We're paying how much?
On average, Australians pay up to 50 per cent more for software and digitally distributed products such as music and movies, according to the IT Pricing Inquiry report, which cited multiple examples where the local cost of products was significantly higher than in other countries.
Even now, the top five movies on Apple's iTunes service for example command a higher asking price in Australia even though they are distributed through the same channels. A copy of I, Frankenstein in HD will set you back $14.99 in the US (exchanges to $15.98 AUS) versus $24.99 here, while Pompeii, which also costs US $14.99, asks for almost twice as much in Australia at $29.99.
On Wednesday, software giant EA Games confirmed that video game streaming service EA Access will be coming to Australia. The subscription service lets you play games over the internet rather than buying a digital download or physical disk. While US gamers pay US $4.99 a month (exchanges to $5.32 AUS) or US$29.99 per year (exchanges to $31.96 AUS), Australians will need to fork out $6.99 a month or $39.99 per year.
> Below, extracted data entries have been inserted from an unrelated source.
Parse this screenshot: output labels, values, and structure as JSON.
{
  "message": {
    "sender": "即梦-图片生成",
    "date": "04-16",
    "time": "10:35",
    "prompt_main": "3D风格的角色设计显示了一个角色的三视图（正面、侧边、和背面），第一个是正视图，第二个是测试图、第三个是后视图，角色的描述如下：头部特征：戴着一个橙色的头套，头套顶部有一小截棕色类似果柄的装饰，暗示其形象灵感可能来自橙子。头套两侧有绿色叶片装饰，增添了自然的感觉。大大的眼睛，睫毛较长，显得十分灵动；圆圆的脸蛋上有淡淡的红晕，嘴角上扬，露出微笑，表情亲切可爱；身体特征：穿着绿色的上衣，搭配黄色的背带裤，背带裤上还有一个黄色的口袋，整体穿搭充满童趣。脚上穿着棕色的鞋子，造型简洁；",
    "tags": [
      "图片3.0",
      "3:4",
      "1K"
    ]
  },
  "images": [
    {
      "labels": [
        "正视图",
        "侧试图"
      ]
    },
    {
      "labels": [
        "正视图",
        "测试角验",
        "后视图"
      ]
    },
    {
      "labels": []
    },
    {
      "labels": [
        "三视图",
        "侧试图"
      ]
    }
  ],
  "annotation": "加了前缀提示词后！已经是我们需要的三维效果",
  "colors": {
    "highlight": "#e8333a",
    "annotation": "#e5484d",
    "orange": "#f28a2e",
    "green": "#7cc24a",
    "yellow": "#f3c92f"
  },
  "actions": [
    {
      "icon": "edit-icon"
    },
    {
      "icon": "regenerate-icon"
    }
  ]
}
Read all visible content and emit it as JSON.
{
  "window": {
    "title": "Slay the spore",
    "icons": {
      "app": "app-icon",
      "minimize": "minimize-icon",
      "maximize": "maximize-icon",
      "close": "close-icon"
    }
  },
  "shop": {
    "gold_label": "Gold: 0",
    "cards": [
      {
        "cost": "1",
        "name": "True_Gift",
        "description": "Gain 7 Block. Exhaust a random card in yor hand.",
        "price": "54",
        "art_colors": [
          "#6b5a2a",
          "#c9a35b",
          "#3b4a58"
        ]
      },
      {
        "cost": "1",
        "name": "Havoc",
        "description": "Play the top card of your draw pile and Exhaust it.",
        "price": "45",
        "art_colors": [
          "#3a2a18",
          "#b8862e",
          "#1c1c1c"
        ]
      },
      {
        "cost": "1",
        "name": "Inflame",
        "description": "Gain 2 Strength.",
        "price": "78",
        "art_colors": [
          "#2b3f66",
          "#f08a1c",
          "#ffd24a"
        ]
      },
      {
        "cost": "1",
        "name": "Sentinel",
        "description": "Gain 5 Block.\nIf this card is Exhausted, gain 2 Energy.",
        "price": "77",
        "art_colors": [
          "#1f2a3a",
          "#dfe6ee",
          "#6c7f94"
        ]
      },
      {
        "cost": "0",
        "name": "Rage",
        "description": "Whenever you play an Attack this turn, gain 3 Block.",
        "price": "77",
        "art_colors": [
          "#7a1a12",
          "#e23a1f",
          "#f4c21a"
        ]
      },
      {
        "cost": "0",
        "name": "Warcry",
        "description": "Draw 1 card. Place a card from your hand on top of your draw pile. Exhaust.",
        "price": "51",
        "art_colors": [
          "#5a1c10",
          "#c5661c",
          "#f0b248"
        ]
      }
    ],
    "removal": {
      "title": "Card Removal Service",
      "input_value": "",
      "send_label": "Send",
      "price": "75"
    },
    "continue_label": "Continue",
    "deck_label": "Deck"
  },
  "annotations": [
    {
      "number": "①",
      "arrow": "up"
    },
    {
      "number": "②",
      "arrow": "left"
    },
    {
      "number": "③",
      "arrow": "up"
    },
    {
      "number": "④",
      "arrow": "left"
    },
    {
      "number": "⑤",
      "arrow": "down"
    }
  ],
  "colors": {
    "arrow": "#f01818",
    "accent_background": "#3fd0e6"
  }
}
Companies including Microsoft, Adobe and Apple argued that this price gap was due to local copyright expenses and the cost of doing business in Australia. The inquiry rejected their arguments, however – particularly in the case of digitally delivered content.
A question of access
In April, the season four finale of Game of Thrones was released exclusively on Foxtel two hours after airing in the US. Not wanting to pay a minimum $35 for access, many Australians turned to torrenting.
CHOICE believes that exclusive deals such as this fail to reflect the needs of consumers, who want to access content in a timely manner and at a fair price. We feel that this is the reason many Australians resort to piracy. Improved access, flexible content and competitive pricing are likely to provide a much more effective solution to piracy, than the methods proposed in the leaked government documents.
Australians have shown that they are happy to pay for content if it is released in a timely and accessible manner. A recent report from software management company Pocketbook found that Netflix is Australia's second-most popular entertainment service after Foxtel, despite not being officially available here.